- The Washington Times - Thursday, June 22, 2006

Meal-assembly stores, which only two years ago were an unknown concept of preparing meals in a store, throwing them in the freezer and cooking them later, are now opening almost monthly in the D.C. area.

Among the 10 chains operating in the D.C. area, 19 stores have opened since late 2004, and 14 more are scheduled to open by the fall.

Store owners and industry analysts say the concept’s growth has been spurred by new concerns about healthy eating, families’ busy lifestyles and recent studies suggesting that children who eat dinner with their families do better in school.

“The lifestyle people lead, especially in the D.C. metro area, demand this kind of a service,” said Jennifer Thorp-Hemann, owner of the Dream Dinners store in Rockville, where the menu includes dishes such as dijon and black pepper flank steak and apricot-glazed pork chops with corn fritters.

“Everyone works hard, they have kids in many activities, the commute times are long.
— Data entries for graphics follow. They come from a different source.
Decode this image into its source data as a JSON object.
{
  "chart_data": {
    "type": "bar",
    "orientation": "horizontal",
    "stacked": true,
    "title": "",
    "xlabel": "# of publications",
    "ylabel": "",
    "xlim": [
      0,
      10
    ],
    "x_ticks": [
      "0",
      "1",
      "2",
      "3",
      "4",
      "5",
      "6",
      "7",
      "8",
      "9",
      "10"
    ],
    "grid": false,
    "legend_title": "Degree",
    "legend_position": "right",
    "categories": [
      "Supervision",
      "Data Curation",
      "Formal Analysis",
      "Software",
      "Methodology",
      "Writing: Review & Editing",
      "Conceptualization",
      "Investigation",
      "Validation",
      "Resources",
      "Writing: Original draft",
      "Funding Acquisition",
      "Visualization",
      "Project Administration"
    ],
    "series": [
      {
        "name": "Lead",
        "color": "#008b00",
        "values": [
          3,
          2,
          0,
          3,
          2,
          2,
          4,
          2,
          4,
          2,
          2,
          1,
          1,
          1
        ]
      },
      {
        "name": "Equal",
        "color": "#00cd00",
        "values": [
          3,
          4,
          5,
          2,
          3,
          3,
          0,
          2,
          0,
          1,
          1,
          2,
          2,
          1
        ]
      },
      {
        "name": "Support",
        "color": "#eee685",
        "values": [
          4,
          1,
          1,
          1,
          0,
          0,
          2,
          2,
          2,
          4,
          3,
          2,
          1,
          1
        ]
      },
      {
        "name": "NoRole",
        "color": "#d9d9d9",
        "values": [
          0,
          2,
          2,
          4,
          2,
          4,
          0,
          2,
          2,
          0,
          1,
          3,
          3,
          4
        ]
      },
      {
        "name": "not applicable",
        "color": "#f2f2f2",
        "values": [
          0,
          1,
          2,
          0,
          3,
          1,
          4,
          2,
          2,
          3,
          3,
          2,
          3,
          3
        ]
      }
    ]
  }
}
On top of that, people still want the best things for their families.”

Nearly 300 companies — all with quirky monikers playing off the words “dinner,” “supper” or “thyme” — have opened 775 meal-assembly stores throughout the country since Dream Dinners opened the first in Washington state in 2002, according to the Easy Meal Prep Association, a Cheyenne, Wyo., trade group.

Nationwide, meal-assembly stores are expected to open at a rate of more than one per day, and revenue is expected to more than double to $270 million this year, according to the trade group. The industry is expected to pull in $1.1 billion by 2010.
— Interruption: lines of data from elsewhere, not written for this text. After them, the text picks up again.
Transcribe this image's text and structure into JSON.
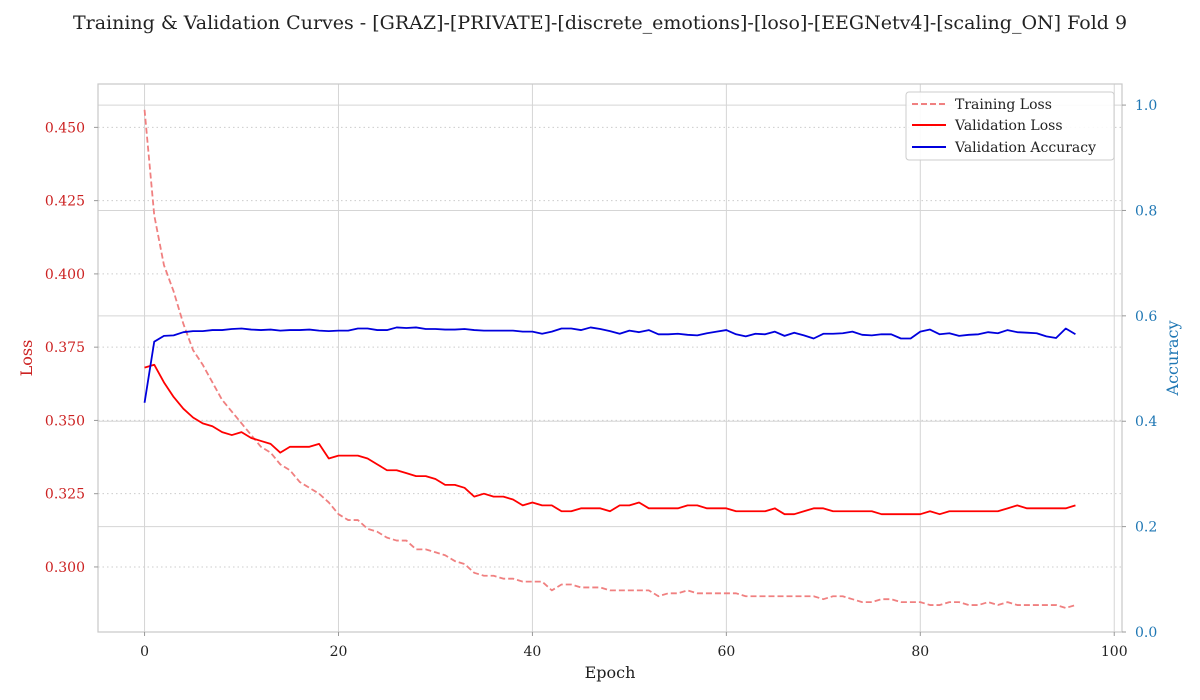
{
  "chart_data": {
    "type": "line",
    "title": "Training & Validation Curves - [GRAZ]-[PRIVATE]-[discrete_emotions]-[loso]-[EEGNetv4]-[scaling_ON] Fold 9",
    "xlabel": "Epoch",
    "ylabel_left": "Loss",
    "ylabel_right": "Accuracy",
    "xlim": [
      -4.8,
      100.8
    ],
    "ylim_left": [
      0.2778,
      0.4648
    ],
    "ylim_right": [
      0.0,
      1.04
    ],
    "x_ticks": [
      0,
      20,
      40,
      60,
      80,
      100
    ],
    "y_ticks_left": [
      "0.300",
      "0.325",
      "0.350",
      "0.375",
      "0.400",
      "0.425",
      "0.450"
    ],
    "y_ticks_right": [
      "0.0",
      "0.2",
      "0.4",
      "0.6",
      "0.8",
      "1.0"
    ],
    "grid": true,
    "legend_position": "top-right",
    "colors": {
      "training_loss": "#f08080",
      "validation_loss": "#ff0000",
      "validation_accuracy": "#0000dd",
      "left_axis": "#cc2222",
      "right_axis": "#1f77b4"
    },
    "series": [
      {
        "name": "Training Loss",
        "axis": "left",
        "style": "dashed",
        "values": [
          0.456,
          0.42,
          0.403,
          0.394,
          0.383,
          0.374,
          0.369,
          0.363,
          0.357,
          0.353,
          0.349,
          0.345,
          0.341,
          0.339,
          0.335,
          0.333,
          0.329,
          0.327,
          0.325,
          0.322,
          0.318,
          0.316,
          0.316,
          0.313,
          0.312,
          0.31,
          0.309,
          0.309,
          0.306,
          0.306,
          0.305,
          0.304,
          0.302,
          0.301,
          0.298,
          0.297,
          0.297,
          0.296,
          0.296,
          0.295,
          0.295,
          0.295,
          0.292,
          0.294,
          0.294,
          0.293,
          0.293,
          0.293,
          0.292,
          0.292,
          0.292,
          0.292,
          0.292,
          0.29,
          0.291,
          0.291,
          0.292,
          0.291,
          0.291,
          0.291,
          0.291,
          0.291,
          0.29,
          0.29,
          0.29,
          0.29,
          0.29,
          0.29,
          0.29,
          0.29,
          0.289,
          0.29,
          0.29,
          0.289,
          0.288,
          0.288,
          0.289,
          0.289,
          0.288,
          0.288,
          0.288,
          0.287,
          0.287,
          0.288,
          0.288,
          0.287,
          0.287,
          0.288,
          0.287,
          0.288,
          0.287,
          0.287,
          0.287,
          0.287,
          0.287,
          0.286,
          0.287
        ]
      },
      {
        "name": "Validation Loss",
        "axis": "left",
        "style": "solid",
        "values": [
          0.368,
          0.369,
          0.363,
          0.358,
          0.354,
          0.351,
          0.349,
          0.348,
          0.346,
          0.345,
          0.346,
          0.344,
          0.343,
          0.342,
          0.339,
          0.341,
          0.341,
          0.341,
          0.342,
          0.337,
          0.338,
          0.338,
          0.338,
          0.337,
          0.335,
          0.333,
          0.333,
          0.332,
          0.331,
          0.331,
          0.33,
          0.328,
          0.328,
          0.327,
          0.324,
          0.325,
          0.324,
          0.324,
          0.323,
          0.321,
          0.322,
          0.321,
          0.321,
          0.319,
          0.319,
          0.32,
          0.32,
          0.32,
          0.319,
          0.321,
          0.321,
          0.322,
          0.32,
          0.32,
          0.32,
          0.32,
          0.321,
          0.321,
          0.32,
          0.32,
          0.32,
          0.319,
          0.319,
          0.319,
          0.319,
          0.32,
          0.318,
          0.318,
          0.319,
          0.32,
          0.32,
          0.319,
          0.319,
          0.319,
          0.319,
          0.319,
          0.318,
          0.318,
          0.318,
          0.318,
          0.318,
          0.319,
          0.318,
          0.319,
          0.319,
          0.319,
          0.319,
          0.319,
          0.319,
          0.32,
          0.321,
          0.32,
          0.32,
          0.32,
          0.32,
          0.32,
          0.321
        ]
      },
      {
        "name": "Validation Accuracy",
        "axis": "right",
        "style": "solid",
        "values": [
          0.435,
          0.551,
          0.562,
          0.563,
          0.569,
          0.571,
          0.571,
          0.573,
          0.573,
          0.575,
          0.576,
          0.574,
          0.573,
          0.574,
          0.572,
          0.573,
          0.573,
          0.574,
          0.572,
          0.571,
          0.572,
          0.572,
          0.576,
          0.576,
          0.573,
          0.573,
          0.578,
          0.577,
          0.578,
          0.575,
          0.575,
          0.574,
          0.574,
          0.575,
          0.573,
          0.572,
          0.572,
          0.572,
          0.572,
          0.57,
          0.57,
          0.566,
          0.57,
          0.576,
          0.576,
          0.573,
          0.578,
          0.575,
          0.571,
          0.566,
          0.572,
          0.569,
          0.573,
          0.565,
          0.565,
          0.566,
          0.564,
          0.563,
          0.567,
          0.57,
          0.573,
          0.565,
          0.561,
          0.566,
          0.565,
          0.57,
          0.562,
          0.568,
          0.563,
          0.557,
          0.566,
          0.566,
          0.567,
          0.57,
          0.564,
          0.563,
          0.565,
          0.565,
          0.557,
          0.557,
          0.57,
          0.574,
          0.565,
          0.567,
          0.562,
          0.564,
          0.565,
          0.569,
          0.567,
          0.573,
          0.569,
          0.568,
          0.567,
          0.561,
          0.558,
          0.576,
          0.565
        ]
      }
    ]
  }
}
Some parents say dinner — because it’s after a long day of children’s activities — is one of the biggest obstacles of the day.
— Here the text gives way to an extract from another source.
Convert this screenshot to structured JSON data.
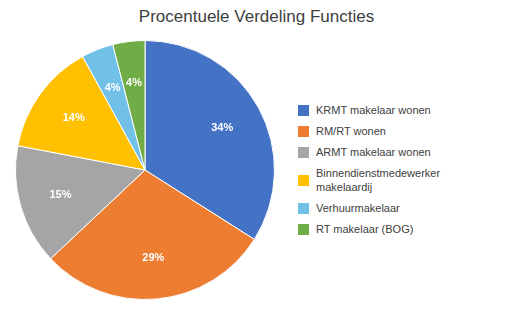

“I’ve been in the car [driving to Tae-kwon-do and swimming lessons] since 4, and now it’s 7, and I’ve got nothing for dinner,” Beth Collins of Gaithersburg said of why she assembled meals at Thyme Out in Gaithersburg earlier this month.

That night, she heated up frozen spaghetti for her family before going to Thyme Out, where she and a group of friends assembled meals such as nacho chicken crunch with tomato black bean rice during a private party.

At Thyme Out, like at the other meal-assembly stores, customers assemble the meals’ ingredients in the store and put them in the freezer at home. When they’re ready to cook the meals, they defrost the ingredients and bake, boil or broil them.

All of the stores say their clientele ranges from busy parents to cooking-fatigued empty nesters to cooking-averse singles, but all cater to families with a pricing system of six servings of eight or 12 different meals for about $160 or $210, respectively.

The No. 1 client is the “guilty, busy parent,” said Ron Paul, president of Technomic Inc., a Chicago food industry consulting company. “It’s ‘look, I did cook for you, even if I did have some help.’”

For now, local meal-assembly stores — including Dream Dinners, Super Suppers, Let’s Eat, Easy Dinners, Dinner Done, Dinner My Way, Dishing Up Dinner and Meal Makers — are concentrated in the suburbs but starting to inch closer to the District.

Let’s Dish, the biggest player in the Washington area and the first to open locally, opened the first meal-assembly store inside the Capital Beltway just last month and is looking at a D.C. location by the end of 2007, said Alexa Corcoran, co-owner of the seven Let’s Dish stores in the Washington area.

Despite the industry’s quick growth, its members say they’re selling more than a fad.

“I see it as a trend with staying power, said Judie Byrd, founder of the Super Suppers chain. “Feeding your families is not a passing trend.”

Mrs. Byrd, whose chain operates a Mount Airy, Md., store with plans to open six more in the area, said the meal-assembly-store boom is peaking at the right time.

“I don’t know if 10 years ago or 15 years ago it would have worked,” Mrs. Byrd said. “Moms weren’t yet desperate.”

Others aren’t so sure about the industry’s staying power.

“There’s a lot going for it, but is there going to be a wear-off factor and if so, when in the future?” Mr. Paul said. “It is still frozen food when all is said and done.”

Mr. Paul said the industry is taking a small, immeasurable nibble out of restaurant and grocery store sales.

“It’s a substitute for buying a frozen meal at the grocery store … or running to Applebee’s,” he said. “It’s so small, it’s not significant in terms of injuring the retail side or restaurant side.”